I’m fascinated with distilling these simulations down to the micro – the individual person-to-person relationships we all possess. Reaching this point requires collecting immense amounts of data across individuals’ digital and physical worlds. Perhaps Mr. Ive will help us capture the full context of our lives. With perfect data about our entire beings, we may one day possess the information needed to make perfect decisions for every arbitrary situation. We could run millions of simulations to understand exactly how a decision will impact all of our relationships.

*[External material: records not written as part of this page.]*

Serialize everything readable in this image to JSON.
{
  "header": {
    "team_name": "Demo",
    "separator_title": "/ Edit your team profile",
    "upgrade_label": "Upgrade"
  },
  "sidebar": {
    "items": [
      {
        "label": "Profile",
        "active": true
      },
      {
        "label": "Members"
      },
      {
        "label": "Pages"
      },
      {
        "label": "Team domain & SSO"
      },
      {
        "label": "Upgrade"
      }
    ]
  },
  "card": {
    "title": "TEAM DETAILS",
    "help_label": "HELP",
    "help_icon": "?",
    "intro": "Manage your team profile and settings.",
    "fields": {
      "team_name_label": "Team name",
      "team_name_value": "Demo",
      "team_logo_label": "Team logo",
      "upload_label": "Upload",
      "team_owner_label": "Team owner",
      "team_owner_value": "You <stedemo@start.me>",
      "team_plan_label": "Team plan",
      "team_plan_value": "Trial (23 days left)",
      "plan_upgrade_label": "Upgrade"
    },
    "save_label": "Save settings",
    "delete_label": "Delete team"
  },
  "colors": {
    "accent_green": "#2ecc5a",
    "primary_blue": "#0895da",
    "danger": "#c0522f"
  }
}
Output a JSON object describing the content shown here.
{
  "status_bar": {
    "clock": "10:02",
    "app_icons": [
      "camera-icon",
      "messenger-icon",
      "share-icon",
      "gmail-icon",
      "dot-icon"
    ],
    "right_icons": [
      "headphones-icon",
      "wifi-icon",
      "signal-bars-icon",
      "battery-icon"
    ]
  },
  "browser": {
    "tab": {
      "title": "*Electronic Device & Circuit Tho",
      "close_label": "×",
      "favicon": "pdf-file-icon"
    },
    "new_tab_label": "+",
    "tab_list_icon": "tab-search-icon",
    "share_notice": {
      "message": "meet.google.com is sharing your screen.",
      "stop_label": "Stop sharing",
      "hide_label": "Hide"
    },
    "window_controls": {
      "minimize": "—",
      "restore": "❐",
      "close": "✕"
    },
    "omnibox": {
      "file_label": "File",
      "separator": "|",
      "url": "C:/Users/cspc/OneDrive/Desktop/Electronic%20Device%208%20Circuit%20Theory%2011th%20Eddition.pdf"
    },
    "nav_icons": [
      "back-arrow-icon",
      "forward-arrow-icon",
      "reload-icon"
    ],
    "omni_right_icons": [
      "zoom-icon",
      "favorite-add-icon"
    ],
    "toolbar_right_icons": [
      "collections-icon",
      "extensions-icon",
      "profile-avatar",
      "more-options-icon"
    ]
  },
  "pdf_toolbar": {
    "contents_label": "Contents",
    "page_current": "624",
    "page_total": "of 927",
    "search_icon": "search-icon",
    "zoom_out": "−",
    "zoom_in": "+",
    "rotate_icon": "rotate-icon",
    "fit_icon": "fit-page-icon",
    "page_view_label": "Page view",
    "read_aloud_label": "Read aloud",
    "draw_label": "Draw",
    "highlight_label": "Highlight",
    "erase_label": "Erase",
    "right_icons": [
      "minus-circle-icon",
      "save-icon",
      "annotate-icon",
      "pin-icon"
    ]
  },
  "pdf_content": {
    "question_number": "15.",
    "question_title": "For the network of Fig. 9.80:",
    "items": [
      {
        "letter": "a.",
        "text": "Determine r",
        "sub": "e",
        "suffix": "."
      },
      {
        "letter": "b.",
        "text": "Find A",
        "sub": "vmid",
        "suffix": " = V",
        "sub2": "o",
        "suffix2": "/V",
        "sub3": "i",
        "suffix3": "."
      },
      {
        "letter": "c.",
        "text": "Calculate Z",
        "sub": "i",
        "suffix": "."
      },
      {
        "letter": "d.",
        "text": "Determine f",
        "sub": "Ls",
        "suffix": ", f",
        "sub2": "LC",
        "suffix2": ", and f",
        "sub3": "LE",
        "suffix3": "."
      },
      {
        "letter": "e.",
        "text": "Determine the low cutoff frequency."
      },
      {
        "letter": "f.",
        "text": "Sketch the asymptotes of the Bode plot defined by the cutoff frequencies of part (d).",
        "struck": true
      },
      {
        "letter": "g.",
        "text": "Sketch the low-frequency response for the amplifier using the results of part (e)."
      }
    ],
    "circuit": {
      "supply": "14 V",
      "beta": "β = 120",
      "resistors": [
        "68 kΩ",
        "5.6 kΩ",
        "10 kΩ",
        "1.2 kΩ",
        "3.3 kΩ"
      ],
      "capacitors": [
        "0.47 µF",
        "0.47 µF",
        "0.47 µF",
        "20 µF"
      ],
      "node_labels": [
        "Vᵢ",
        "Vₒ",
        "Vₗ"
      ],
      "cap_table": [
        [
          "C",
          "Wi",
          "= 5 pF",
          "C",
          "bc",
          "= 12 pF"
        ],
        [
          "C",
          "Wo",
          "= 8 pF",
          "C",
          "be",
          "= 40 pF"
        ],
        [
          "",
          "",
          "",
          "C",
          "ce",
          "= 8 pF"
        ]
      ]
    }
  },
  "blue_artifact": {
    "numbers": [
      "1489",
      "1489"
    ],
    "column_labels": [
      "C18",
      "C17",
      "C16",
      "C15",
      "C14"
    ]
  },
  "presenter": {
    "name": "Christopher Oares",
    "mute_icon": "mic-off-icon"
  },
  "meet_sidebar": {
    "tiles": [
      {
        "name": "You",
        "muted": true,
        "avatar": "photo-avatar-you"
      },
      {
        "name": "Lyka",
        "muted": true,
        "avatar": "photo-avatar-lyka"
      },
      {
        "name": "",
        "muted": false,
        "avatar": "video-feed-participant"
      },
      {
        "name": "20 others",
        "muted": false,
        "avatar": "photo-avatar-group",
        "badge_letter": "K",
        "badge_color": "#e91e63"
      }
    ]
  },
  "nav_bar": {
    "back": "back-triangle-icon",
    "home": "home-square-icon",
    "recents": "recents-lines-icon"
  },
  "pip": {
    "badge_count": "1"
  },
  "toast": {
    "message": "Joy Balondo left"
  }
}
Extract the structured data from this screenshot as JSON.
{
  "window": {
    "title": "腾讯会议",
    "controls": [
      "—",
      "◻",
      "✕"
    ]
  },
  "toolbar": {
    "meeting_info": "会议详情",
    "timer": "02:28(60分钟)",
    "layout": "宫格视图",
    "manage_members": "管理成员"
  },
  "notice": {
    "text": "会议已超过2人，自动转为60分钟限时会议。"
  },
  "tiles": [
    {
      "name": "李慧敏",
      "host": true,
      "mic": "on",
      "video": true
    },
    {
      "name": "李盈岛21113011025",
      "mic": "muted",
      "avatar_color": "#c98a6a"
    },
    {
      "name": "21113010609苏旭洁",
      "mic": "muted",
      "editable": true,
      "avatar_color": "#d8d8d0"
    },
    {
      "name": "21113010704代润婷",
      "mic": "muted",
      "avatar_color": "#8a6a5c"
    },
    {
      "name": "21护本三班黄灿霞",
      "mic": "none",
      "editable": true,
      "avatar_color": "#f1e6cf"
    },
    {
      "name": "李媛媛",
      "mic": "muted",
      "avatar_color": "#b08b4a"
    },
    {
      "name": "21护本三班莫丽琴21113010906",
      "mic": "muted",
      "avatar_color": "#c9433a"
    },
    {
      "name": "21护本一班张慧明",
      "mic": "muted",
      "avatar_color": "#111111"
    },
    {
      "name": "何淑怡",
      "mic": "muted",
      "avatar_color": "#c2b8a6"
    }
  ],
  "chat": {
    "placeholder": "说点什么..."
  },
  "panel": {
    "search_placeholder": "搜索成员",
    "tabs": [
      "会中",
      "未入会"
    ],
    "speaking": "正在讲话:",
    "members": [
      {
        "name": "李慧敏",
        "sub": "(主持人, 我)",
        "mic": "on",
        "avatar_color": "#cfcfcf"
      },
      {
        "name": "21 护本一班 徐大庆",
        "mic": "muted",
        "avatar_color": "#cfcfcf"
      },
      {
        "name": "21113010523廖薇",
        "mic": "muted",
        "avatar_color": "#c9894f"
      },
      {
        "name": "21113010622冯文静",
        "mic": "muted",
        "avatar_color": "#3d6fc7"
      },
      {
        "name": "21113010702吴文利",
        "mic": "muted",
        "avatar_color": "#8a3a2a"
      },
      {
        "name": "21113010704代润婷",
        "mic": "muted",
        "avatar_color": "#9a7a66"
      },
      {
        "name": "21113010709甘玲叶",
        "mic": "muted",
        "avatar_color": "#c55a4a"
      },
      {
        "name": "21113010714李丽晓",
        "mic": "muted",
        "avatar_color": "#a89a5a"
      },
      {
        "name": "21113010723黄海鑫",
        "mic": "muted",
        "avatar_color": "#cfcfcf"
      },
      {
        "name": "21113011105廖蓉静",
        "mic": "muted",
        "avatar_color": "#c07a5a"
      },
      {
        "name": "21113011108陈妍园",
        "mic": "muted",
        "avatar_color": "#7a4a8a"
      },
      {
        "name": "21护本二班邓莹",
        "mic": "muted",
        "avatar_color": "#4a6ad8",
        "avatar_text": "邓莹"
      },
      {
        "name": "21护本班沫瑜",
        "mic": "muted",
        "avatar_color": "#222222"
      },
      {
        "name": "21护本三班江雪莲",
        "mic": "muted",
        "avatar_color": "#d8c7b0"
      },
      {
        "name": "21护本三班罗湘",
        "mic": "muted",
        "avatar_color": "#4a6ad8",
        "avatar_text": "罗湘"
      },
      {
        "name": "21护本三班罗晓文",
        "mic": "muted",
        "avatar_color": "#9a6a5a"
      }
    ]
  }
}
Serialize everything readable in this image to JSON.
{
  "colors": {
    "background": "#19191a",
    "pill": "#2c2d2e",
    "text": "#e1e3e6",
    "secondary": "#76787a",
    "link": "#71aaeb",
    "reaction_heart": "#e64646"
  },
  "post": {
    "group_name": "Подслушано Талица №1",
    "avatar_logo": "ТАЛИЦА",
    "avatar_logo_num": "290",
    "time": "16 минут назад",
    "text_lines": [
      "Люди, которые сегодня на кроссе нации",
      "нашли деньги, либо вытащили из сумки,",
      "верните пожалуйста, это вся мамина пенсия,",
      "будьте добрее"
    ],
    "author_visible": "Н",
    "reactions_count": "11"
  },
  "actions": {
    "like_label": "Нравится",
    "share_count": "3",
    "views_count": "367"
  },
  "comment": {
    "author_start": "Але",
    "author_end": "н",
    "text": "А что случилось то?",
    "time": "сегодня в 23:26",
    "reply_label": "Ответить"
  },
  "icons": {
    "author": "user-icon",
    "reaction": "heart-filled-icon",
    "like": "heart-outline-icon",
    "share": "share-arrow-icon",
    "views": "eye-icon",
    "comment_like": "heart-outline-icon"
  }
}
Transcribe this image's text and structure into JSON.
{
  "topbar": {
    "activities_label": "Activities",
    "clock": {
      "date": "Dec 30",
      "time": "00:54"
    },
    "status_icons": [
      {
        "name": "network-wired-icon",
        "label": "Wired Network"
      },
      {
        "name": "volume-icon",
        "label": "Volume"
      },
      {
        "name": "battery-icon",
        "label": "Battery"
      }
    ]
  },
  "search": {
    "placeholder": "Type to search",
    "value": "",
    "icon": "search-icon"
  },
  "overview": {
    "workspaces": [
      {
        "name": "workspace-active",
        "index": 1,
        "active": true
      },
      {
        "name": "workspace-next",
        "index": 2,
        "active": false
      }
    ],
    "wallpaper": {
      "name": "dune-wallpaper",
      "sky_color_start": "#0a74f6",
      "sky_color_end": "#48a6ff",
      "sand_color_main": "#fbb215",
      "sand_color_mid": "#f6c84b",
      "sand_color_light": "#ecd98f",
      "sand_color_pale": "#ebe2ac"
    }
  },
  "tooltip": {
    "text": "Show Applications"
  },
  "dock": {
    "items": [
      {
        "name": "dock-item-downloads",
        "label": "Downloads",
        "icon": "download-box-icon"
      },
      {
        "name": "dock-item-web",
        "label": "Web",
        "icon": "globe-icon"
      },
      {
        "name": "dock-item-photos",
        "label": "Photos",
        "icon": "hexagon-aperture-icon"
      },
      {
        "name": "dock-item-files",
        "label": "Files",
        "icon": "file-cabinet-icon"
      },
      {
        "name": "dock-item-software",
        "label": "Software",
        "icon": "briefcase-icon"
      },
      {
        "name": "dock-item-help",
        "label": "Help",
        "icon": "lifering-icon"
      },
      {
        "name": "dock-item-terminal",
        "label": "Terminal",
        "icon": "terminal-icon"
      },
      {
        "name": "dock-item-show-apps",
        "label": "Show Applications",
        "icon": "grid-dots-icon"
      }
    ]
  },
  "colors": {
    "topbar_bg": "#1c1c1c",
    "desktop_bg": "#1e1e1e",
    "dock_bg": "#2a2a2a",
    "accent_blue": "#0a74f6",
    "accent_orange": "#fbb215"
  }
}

The Cluely team is provocative, but I can’t help but agree with the value in their long-term product vision, whether built by them or someone else. Having a miniature Nathan Fielder on our person – allowing us to rehearse any situation innumerable times – will prepare us and give us total contextual awareness of how others may react.
If we could capture every single interpersonal interaction and the results thereof, we may be able to quantify goodwill and form a marketplace of reciprocity. This already exists to some degree, but what if it permeates throughout life? What if we could call on favors in a quantifiable way? What if there were a way to predict the emergent behaviors of the complex systems that are our relationships? Is AI’s next “final boss” to make sense of this chaos and abstract away the fuzziness of relationships?
Inverting the human-to-machine interaction contract will be a fundamental shift in human identity and societal value structures. As we delegate decision-making entirely to AI, knowledge work’s relevance erodes further, placing interpersonal nuance and social capital at the forefront of human value. The complexity inherent in relationships remains our domain for now. As simulations grow more precise and contextual understanding deepens, even this frontier might succumb to automation. Our roles will soon transform from decision-makers to navigators of complex social systems. And once we surpass that, we’ll have to find something new to be best at, something more human altogether.